TOPLINE:
In clinically stable patients with suspected or confirmed infective endocarditis (IE), deferring antimicrobial treatment until blood culture results were available was not associated with 30-day mortality or worse clinical outcomes compared with immediate antimicrobial treatment.
METHODOLOGY:
- Researchers in Switzerland conducted a retrospective study at two university hospitals to assess the impact of delayed antimicrobial treatment on survival among patients with suspected and confirmed IE.
- They reviewed 1230 bacteraemia episodes with suspected IE; immediate antimicrobial treatment was initiated in 675 episodes, and the treatment was delayed until preliminary blood culture results were available in 555 episodes.
- The outcome assessed was 30-day mortality, and the 30-day composite primary endpoint included mortality, new embolic events, or new bone and joint infections in patients with suspected or confirmed IE.
TAKEAWAY:
- Overall, 30-day mortality was not significantly different between immediate and delayed treatment groups (5% vs 5%; log-rank P = .854).
- Among 597 episodes with confirmed IE, neither 30-day mortality (log-rank P = .174) nor the 30-day composite primary endpoint (log-rank P = .263) differed significantly between the immediate and delayed treatment groups.
- Independent predictors of 30-day mortality were a Charlson Comorbidity Index of > 4 and persistent bacteraemia; the immediate initiation of antimicrobial therapy was not associated with reduced mortality.
IN PRACTICE:
"[The study] findings advocate for a careful, patient-centered approach to initiating AT [antimicrobial treatment] in clinically stable patients with suspected IE, particularly in cases with diagnostic uncertainty helping to avoid unnecessary use of broad-spectrum antimicrobials," the authors wrote.
SOURCE:
This study was led by Elisavet Stavropoulou, Infectious Diseases Service, Lausanne University Hospital and University of Lausanne, Lausanne, Switzerland.
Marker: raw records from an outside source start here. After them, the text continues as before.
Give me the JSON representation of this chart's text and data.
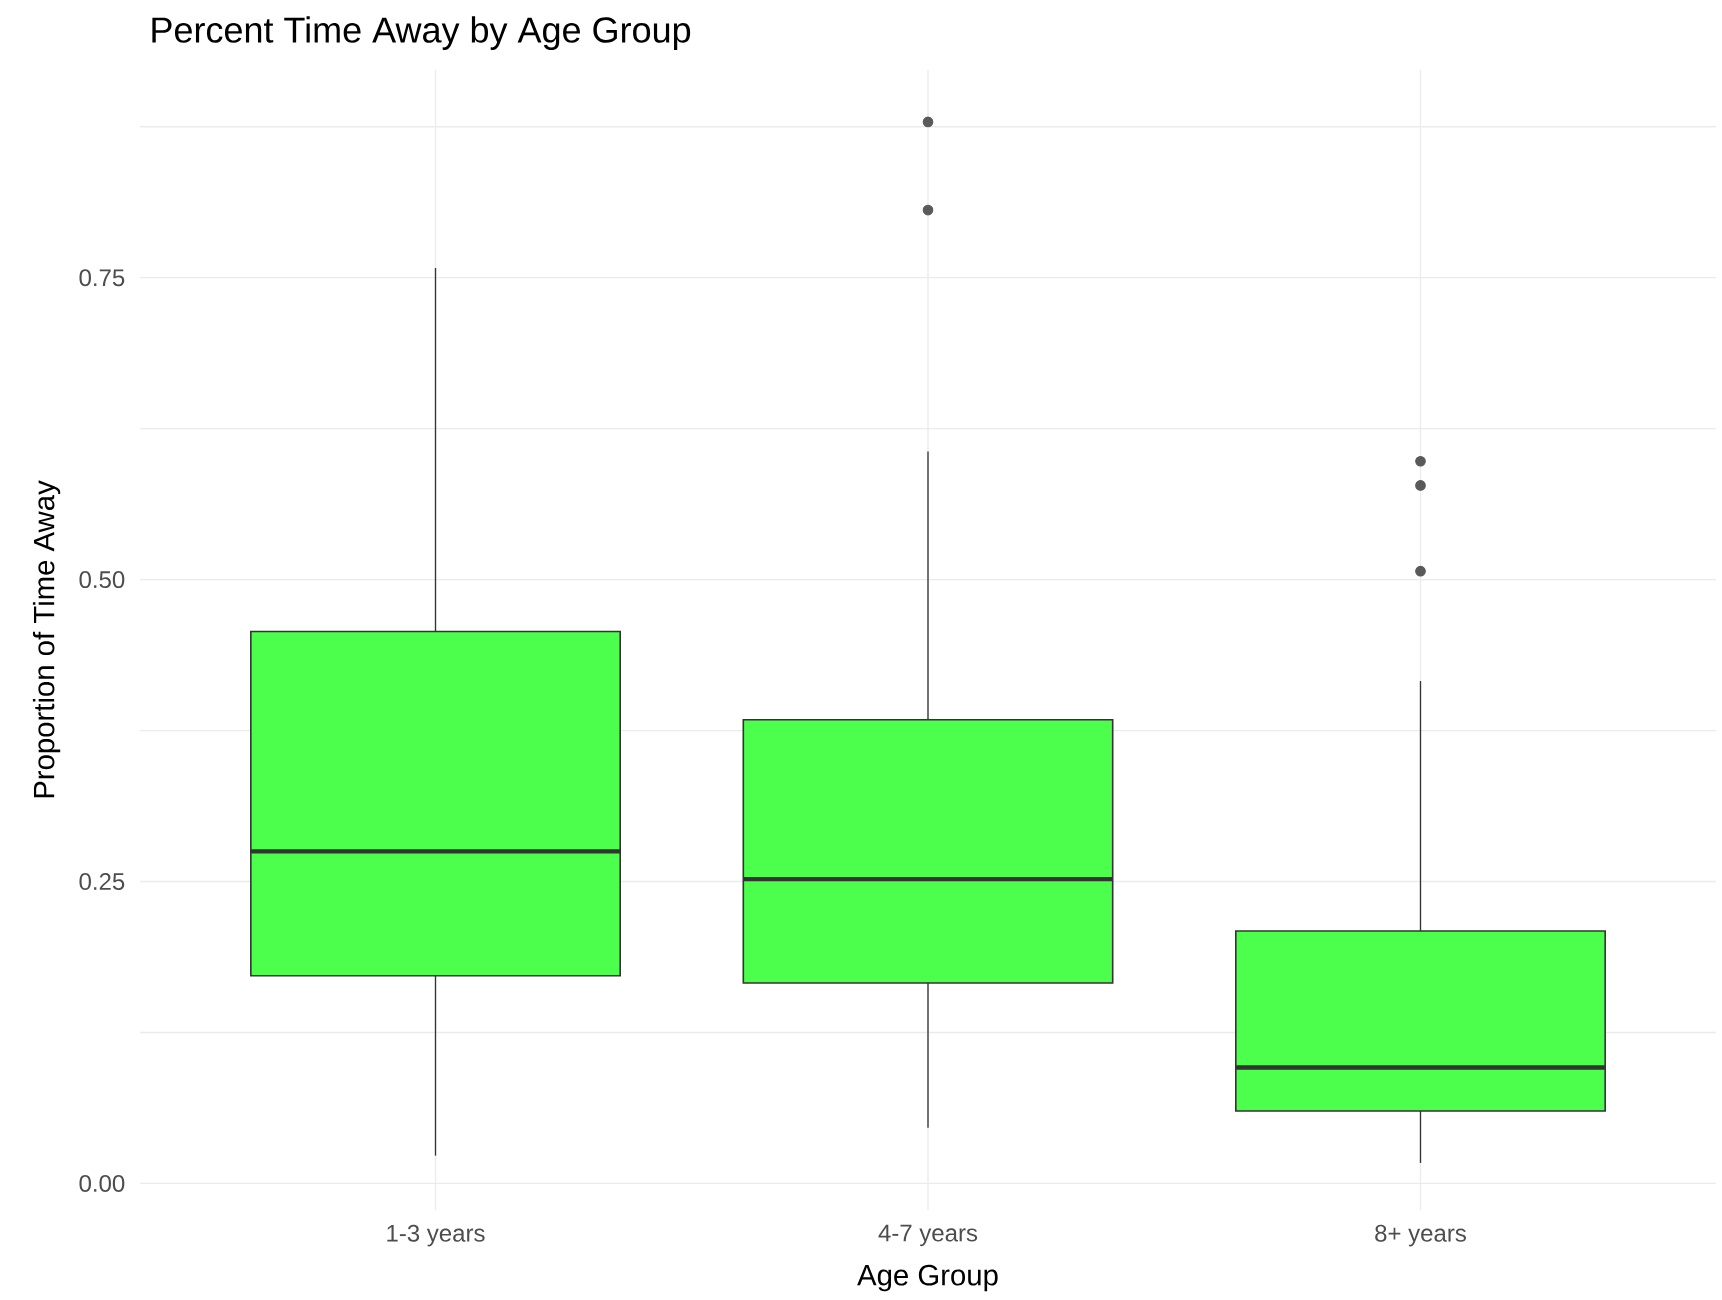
{
  "chart_data": {
    "type": "box",
    "title": "Percent Time Away by Age Group",
    "xlabel": "Age Group",
    "ylabel": "Proportion of Time Away",
    "categories": [
      "1-3 years",
      "4-7 years",
      "8+ years"
    ],
    "color": "#4dff4d",
    "boxes": [
      {
        "low": 0.023,
        "q1": 0.172,
        "median": 0.275,
        "q3": 0.457,
        "high": 0.758
      },
      {
        "low": 0.046,
        "q1": 0.166,
        "median": 0.252,
        "q3": 0.384,
        "high": 0.606,
        "outliers": [
          0.879,
          0.806
        ]
      },
      {
        "low": 0.017,
        "q1": 0.06,
        "median": 0.096,
        "q3": 0.209,
        "high": 0.416,
        "outliers": [
          0.598,
          0.578,
          0.507
        ]
      }
    ],
    "ylim": [
      -0.022,
      0.922
    ],
    "yticks": [
      {
        "value": 0,
        "label": "0.00"
      },
      {
        "value": 0.125,
        "label": null
      },
      {
        "value": 0.25,
        "label": "0.25"
      },
      {
        "value": 0.375,
        "label": null
      },
      {
        "value": 0.5,
        "label": "0.50"
      },
      {
        "value": 0.625,
        "label": null
      },
      {
        "value": 0.75,
        "label": "0.75"
      },
      {
        "value": 0.875,
        "label": null
      }
    ],
    "grid": true
  }
}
It was published online on October 07, 2025, in Open Forum Infectious Diseases.
LIMITATIONS:
This study was conducted in a single healthcare system, and because the identification of rapid species relied on matrix-assisted laser desorption/ionisation time of flight, the findings may not be applicable to other settings. Selection bias was present, and residual confounding from unmeasured variables cannot be ruled out. Additionally, regional differences in clinical practice and antimicrobial stewardship policies may have affected the results.
DISCLOSURES:
This study received support through grants from the Swiss National Science Foundation, Swiss Heart Foundation, and Vaudois Foundation for Interventional Cardiology. The authors reported having no conflicts of interest.
This article was created using several editorial tools, including AI, as part of the process. Human editors reviewed this content before publication.